I must say I can't tell for sure from the picture, but here's my stab. At first I thought this must be some kind of gall, and looking at the blown-up picture, this seems to be a fairly common genetic mutation that happens at the apical meristem called a fasciation or cristation, like the 'Cristate' forms of cactus. (It could in fact have been set off be a gall wasp, or an insect, midge or nematode!)

Try googling cristation or fasciation and you will see what I mean. Some really beautiful examples can be found.

With branching succulents or cactus, each branch has a growing point, and you can have these undifferentiated meristematic cells going haywire.
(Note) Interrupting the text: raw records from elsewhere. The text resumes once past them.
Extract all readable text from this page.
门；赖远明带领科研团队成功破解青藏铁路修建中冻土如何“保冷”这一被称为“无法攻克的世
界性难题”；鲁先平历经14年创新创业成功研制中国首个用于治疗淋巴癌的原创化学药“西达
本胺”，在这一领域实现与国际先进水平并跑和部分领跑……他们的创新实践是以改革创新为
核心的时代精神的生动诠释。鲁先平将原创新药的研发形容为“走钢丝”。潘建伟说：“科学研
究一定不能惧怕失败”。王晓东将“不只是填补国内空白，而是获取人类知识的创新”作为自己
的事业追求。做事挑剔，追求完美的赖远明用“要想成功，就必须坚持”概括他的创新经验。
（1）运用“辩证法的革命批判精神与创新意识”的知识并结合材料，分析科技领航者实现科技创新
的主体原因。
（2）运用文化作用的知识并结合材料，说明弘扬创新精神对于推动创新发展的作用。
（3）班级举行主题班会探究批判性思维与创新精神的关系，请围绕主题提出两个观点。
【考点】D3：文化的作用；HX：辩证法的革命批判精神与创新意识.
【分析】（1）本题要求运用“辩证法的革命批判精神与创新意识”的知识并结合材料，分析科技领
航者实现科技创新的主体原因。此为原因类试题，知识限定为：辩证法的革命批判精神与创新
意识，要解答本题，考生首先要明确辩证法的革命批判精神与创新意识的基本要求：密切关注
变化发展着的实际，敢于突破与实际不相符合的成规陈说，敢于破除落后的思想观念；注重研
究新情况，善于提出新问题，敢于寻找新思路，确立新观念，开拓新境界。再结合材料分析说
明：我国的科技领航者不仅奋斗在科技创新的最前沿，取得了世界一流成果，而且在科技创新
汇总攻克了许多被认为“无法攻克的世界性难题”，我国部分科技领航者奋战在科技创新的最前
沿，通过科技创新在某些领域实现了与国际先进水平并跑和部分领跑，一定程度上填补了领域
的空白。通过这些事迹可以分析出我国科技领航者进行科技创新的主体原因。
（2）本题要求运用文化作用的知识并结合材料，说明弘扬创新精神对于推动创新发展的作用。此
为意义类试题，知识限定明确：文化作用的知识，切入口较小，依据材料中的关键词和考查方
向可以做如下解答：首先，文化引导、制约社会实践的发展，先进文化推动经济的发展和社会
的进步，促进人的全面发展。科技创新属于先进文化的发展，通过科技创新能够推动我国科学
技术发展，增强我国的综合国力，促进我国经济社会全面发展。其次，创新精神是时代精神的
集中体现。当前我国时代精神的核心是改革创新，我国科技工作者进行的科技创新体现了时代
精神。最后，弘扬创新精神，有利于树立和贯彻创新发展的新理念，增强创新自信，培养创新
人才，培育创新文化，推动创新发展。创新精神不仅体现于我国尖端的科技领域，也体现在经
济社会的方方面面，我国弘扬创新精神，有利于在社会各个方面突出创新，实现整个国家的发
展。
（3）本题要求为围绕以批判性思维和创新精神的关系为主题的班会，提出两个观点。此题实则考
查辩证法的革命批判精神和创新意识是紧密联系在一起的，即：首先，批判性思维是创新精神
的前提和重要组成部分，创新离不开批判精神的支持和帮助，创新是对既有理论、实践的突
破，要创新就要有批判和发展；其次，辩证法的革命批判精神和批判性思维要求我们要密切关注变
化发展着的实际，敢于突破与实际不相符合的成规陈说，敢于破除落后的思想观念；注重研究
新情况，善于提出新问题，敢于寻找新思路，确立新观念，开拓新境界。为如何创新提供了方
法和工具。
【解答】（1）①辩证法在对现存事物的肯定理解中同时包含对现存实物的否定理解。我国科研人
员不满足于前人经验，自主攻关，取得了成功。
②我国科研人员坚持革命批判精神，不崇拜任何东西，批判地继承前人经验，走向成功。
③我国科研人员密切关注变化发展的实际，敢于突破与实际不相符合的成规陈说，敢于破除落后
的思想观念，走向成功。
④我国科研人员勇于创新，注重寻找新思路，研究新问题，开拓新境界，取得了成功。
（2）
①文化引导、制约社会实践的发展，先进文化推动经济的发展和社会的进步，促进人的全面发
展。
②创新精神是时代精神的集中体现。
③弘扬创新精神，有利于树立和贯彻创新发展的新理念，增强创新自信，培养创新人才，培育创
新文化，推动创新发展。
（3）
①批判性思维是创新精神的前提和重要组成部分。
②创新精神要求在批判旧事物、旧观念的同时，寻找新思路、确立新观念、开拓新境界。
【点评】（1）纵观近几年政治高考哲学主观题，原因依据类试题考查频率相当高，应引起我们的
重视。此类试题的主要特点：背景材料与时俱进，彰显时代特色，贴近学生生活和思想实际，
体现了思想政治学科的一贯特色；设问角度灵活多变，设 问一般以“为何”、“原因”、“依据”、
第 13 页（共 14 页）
They can form spines, branches or even flowers.

Anonymous said...

It's also possible that it is a successfully pollinated flower. But pollinated BY WHAT???? (cue creepy music)

Hmm, does Lovecraft have an eldritch god of plants?

Korina

Anonymous said...

I'd like to think you could get a number sequence from it that could take you to a new earth.

CherB said...

there was a post on a different website (one you've linked to in fact!) which shows somethign very similar growing on her aloe. Here is the link : http://adesertobserver.blogspot.com/search?updated-max=2009-03-06T13%3A39%3A00-07%3A00

I think it looks very similar to the growth you have on your plant. If its mites, you might wanna trash the infected plants.